Department of Artificial Intelligence Convergence, Chonnam National University, 77 Yongbong-ro, Gwangju 500-757, Korea.
School of Technology, Environment and Design, University of Tasmania, Hobart, TAS 7001, Australia.
Sensors (Basel). 2021 Mar 27;21(7):2344. doi: 10.3390/s21072344.
Emotion recognition plays an important role in human-computer interactions. Recent studies have focused on video emotion recognition in the wild and have run into difficulties related to occlusion, illumination, complex behavior over time, and auditory cues. State-of-the-art methods use multiple modalities, such as frame-level, spatiotemporal, and audio approaches. However, such methods have difficulties in exploiting long-term dependencies in temporal information, capturing contextual information, and integrating multi-modal information. In this paper, we introduce a multi-modal flexible system for video-based emotion recognition in the wild. Our system tracks and votes on significant faces corresponding to persons of interest in a video to classify seven basic emotions. The key contribution of this study is that it proposes the use of face feature extraction with context-aware and statistical information for emotion recognition. We also build two model architectures to effectively exploit long-term dependencies in temporal information with a temporal-pyramid model and a spatiotemporal model with "Conv2D+LSTM+3DCNN+Classify" architecture. Finally, we propose the best selection ensemble to improve the accuracy of multi-modal fusion. The best selection ensemble selects the best combination from spatiotemporal and temporal-pyramid models to achieve the best accuracy for classifying the seven basic emotions. In our experiment, we take benchmark measurement on the AFEW dataset with high accuracy.

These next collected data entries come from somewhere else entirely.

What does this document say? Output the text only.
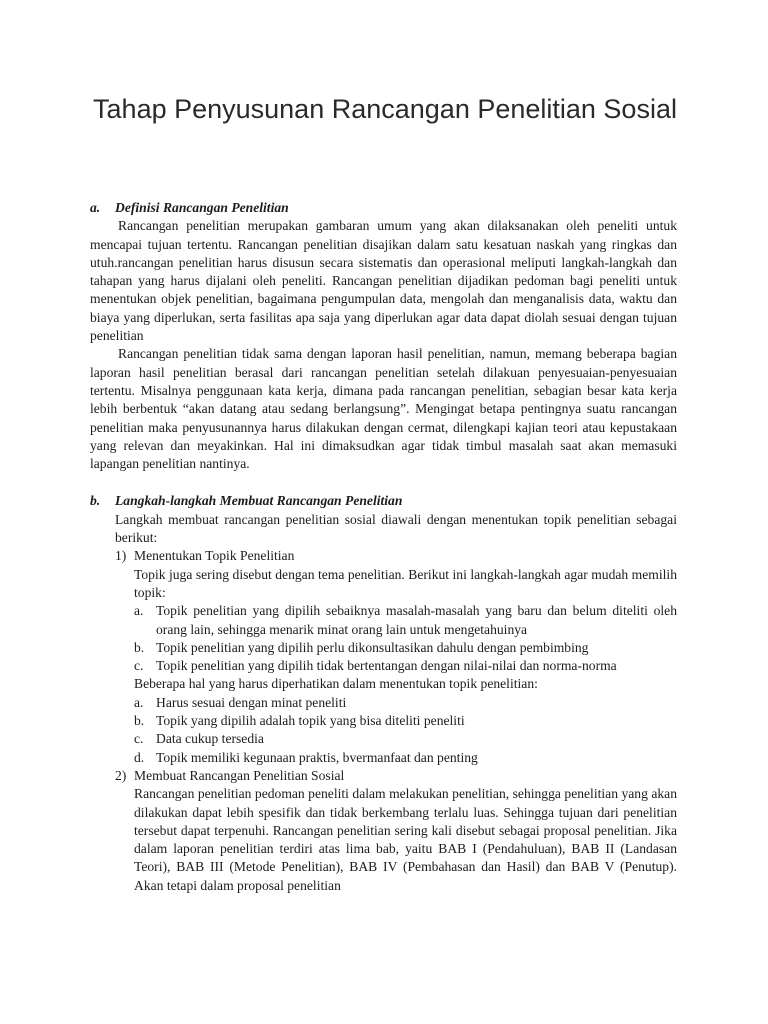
Tahap Penyusunan Rancangan Penelitian Sosial
a.	Definisi Rancangan Penelitian

Rancangan penelitian merupakan gambaran umum yang akan dilaksanakan oleh peneliti untuk mencapai tujuan tertentu. Rancangan penelitian disajikan dalam satu kesatuan naskah yang ringkas dan utuh.rancangan penelitian harus disusun secara sistematis dan operasional meliputi langkah-langkah dan tahapan yang harus dijalani oleh peneliti. Rancangan penelitian dijadikan pedoman bagi peneliti untuk menentukan objek penelitian, bagaimana pengumpulan data, mengolah dan menganalisis data, waktu dan biaya yang diperlukan, serta fasilitas apa saja yang diperlukan agar data dapat diolah sesuai dengan tujuan penelitian

Rancangan penelitian tidak sama dengan laporan hasil penelitian, namun, memang beberapa bagian laporan hasil penelitian berasal dari rancangan penelitian setelah dilakuan penyesuaian-penyesuaian tertentu. Misalnya penggunaan kata kerja, dimana pada rancangan penelitian, sebagian besar kata kerja lebih berbentuk “akan datang atau sedang berlangsung”. Mengingat betapa pentingnya suatu rancangan penelitian maka penyusunannya harus dilakukan dengan cermat, dilengkapi kajian teori atau kepustakaan yang relevan dan meyakinkan. Hal ini dimaksudkan agar tidak timbul masalah saat akan memasuki lapangan penelitian nantinya.

b.	Langkah-langkah Membuat Rancangan Penelitian

Langkah membuat rancangan penelitian sosial diawali dengan menentukan topik penelitian sebagai berikut:

1) Menentukan Topik Penelitian

Topik juga sering disebut dengan tema penelitian. Berikut ini langkah-langkah agar mudah memilih topik:

a. Topik penelitian yang dipilih sebaiknya masalah-masalah yang baru dan belum diteliti oleh orang lain, sehingga menarik minat orang lain untuk mengetahuinya
b. Topik penelitian yang dipilih perlu dikonsultasikan dahulu dengan pembimbing
c. Topik penelitian yang dipilih tidak bertentangan dengan nilai-nilai dan norma-norma

Beberapa hal yang harus diperhatikan dalam menentukan topik penelitian:

a. Harus sesuai dengan minat peneliti
b. Topik yang dipilih adalah topik yang bisa diteliti peneliti
c. Data cukup tersedia
d. Topik memiliki kegunaan praktis, bvermanfaat dan penting
2) Membuat Rancangan Penelitian Sosial

Rancangan penelitian pedoman peneliti dalam melakukan penelitian, sehingga penelitian yang akan dilakukan dapat lebih spesifik dan tidak berkembang terlalu luas. Sehingga tujuan dari penelitian tersebut dapat terpenuhi. Rancangan penelitian sering kali disebut sebagai proposal penelitian. Jika dalam laporan penelitian terdiri atas lima bab, yaitu BAB I (Pendahuluan), BAB II (Landasan Teori), BAB III (Metode Penelitian), BAB IV (Pembahasan dan Hasil) dan BAB V (Penutup). Akan tetapi dalam proposal penelitian
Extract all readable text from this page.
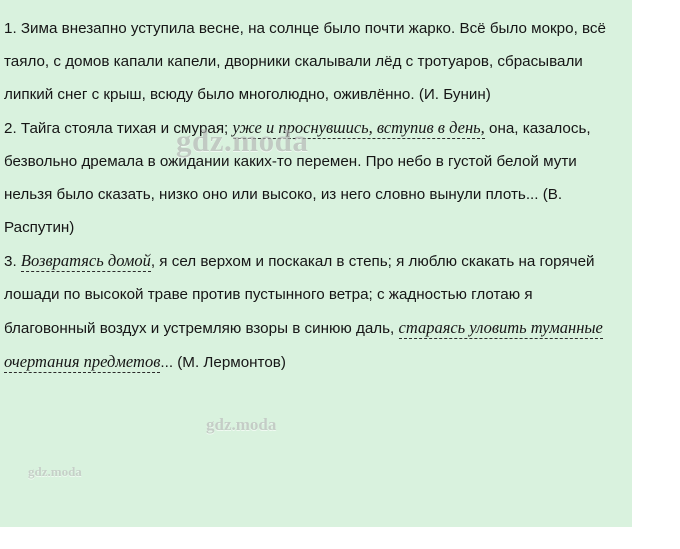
1. Зима внезапно уступила весне, на солнце было почти жарко. Всё было мокро, всё таяло, с домов капали капели, дворники скалывали лёд с тротуаров, сбрасывали липкий снег с крыш, всюду было многолюдно, оживлённо. (И. Бунин)

2. Тайга стояла тихая и смурая; уже и проснувшись, вступив в день, она, казалось, безвольно дремала в ожидании каких-то перемен. Про небо в густой белой мути нельзя было сказать, низко оно или высоко, из него словно вынули плоть... (В. Распутин)

3. Возвратясь домой, я сел верхом и поскакал в степь; я люблю скакать на горячей лошади по высокой траве против пустынного ветра; с жадностью глотаю я благовонный воздух и устремляю взоры в синюю даль, стараясь уловить туманные очертания предметов... (М. Лермонтов)

gdz.moda
gdz.moda
gdz.moda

情感识别在人机交互中起着重要作用。最近的研究集中在野外视频情感识别上,遇到了遮挡、光照、随时间变化的复杂行为以及听觉线索等方面的困难。最新的方法使用多种模态,如帧级、时空和音频方法。然而,这些方法在利用时间信息中的长期依赖关系、捕获上下文信息以及整合多模态信息方面存在困难。在本文中,我们引入了一个用于野外视频情感识别的多模态灵活系统。我们的系统跟踪和投票给视频中感兴趣的人的重要面部,以对七种基本情绪进行分类。本研究的主要贡献在于提出了使用上下文感知和统计信息的人脸特征提取进行情感识别。我们还构建了两个模型架构,以有效地利用时间信息中的长期依赖关系,使用时间金字塔模型和具有“Conv2D+LSTM+3DCNN+Classify”架构的时空模型。最后,我们提出了最佳选择集成来提高多模态融合的准确性。最佳选择集成从时空和时间金字塔模型中选择最佳组合,以实现对七种基本情绪的最佳分类精度。在我们的实验中,我们在具有高精度的 AFEW 数据集上进行了基准测试。